What you need to know:
- Robert Madoi says: While sterner tests lie ahead, Uganda’s No.10 can hold his head high for now.
One of the most lovable aspects of Ivan Magomu’s ascent is how haphazard it has been. The idea that sport is broadly supportive of its flawed geniuses refuses to go away entirely.
Call it a proverbial second bite at the cherry or – more pointedly – shot at redemption, sport for the most part refuses to be a tale of missed opportunities. It does not punish us according to our iniquities.
You will remember the mercurial cricketer Kenneth Kamyuka bouncing back from off-field transgressions that cost him the national under-19 captaincy. He went on to write in broad brushstrokes some – if not the vast bulk – of Ugandan cricket’s greatest chapters.

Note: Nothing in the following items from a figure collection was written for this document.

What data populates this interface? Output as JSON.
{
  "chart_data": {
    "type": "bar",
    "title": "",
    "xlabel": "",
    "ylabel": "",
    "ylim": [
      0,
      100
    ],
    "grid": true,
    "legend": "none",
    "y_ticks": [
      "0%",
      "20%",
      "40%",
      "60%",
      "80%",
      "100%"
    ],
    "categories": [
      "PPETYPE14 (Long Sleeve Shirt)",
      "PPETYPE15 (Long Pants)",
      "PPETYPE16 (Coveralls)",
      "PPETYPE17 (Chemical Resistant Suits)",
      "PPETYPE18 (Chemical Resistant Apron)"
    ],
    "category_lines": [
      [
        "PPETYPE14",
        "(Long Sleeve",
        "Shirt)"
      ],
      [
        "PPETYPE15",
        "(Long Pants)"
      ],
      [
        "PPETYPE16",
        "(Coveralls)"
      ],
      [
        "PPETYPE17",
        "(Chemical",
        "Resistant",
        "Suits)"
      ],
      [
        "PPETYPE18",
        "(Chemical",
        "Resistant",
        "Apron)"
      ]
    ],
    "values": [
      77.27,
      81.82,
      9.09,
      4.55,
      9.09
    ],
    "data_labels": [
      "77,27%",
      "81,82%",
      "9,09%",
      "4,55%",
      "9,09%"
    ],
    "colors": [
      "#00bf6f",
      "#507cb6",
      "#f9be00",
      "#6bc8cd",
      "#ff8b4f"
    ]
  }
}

Magomu’s story, in all its richness, emotional highs and lows, is testament to the dividends that are realised once a particular sport – the hand egg in this case – remains faithful to an accommodating approach.
There are various moments in his career when this hardly straitjacket fly-half committed self-harm with conscious volition.
He made a habit of chafing on the nerves of his colleagues and observers alike. It soon became clear that those Magomu had hurt wanted nothing to do with him.
Most observers did not shy away from stating what appeared obvious: it was curtains for this mercurial talent. A few others however held that while rugby turned its back on Magomu, with a hint of impatience, all would be forgiven. They were right on the money.
Last weekend, Magomu captained Uganda as it scored a convincing 53-12 win over Ghana in a Rugby Africa Cup at Kyadondo Rugby Grounds. Many that watched the Pool C encounter came away with the belief that the new Rugby Cranes captain has matured in thought and deed.
After failing to convert Faraji Odugo’s early try and minutes later find touch, change was the only recourse. At least in the book of every dispassionate observer. Thankfully, this was an assessment with which Magomu himself swiftly concurred.
That act of selfless devotion showed just how the No.10 is willing to match the scale of a challenge with maturity. He had the presence of mind to know that throwing toys out of the pram would be counterproductive. Instead, he served the Rugby Cranes cause with strident fidelity.
You need not to wait for history to judge a captain who vents anger at personal tribulations a colossal failure. Rugby is a game of fine margins. It can be quite punishing on reputations. If a captain fails to – pun intended – think on his feet, the prospect of things going south becomes all the more apparent.
This is a fate that befell Asuman Mugerwa during his short-lived stint as Rugby Cranes captain. In one particular Test match against Kenya in 2019, Mugerwa persisted with Philip Wokorach as kicker even when it was conspicuous that the talented fullback had not come with his kicking boots.
Uganda mirrored Mugerwa in his lack of direction and substance by losing at the hands of not just Kenya but also Zimbabwe.
Ghana, of course, cannot be mentioned in the same breath as Kenya and Zimbabwe. Magomu is no doubt acutely aware of this. The adjustments he nevertheless mustered up last weekend show that he will grow in his new role as national captain.
Besides the switch in kicking duties, he did not allow the absence of a 16th man to mine destructive impulses. Many observers had expected him to have a stinker seeing as his playing style appears to derive a powerful thrust from the roar of fans. He did the basics at a turn, albeit in a somewhat stuttering backline.
While sterner tests lie ahead, Uganda’s No.10 can hold his head high for now.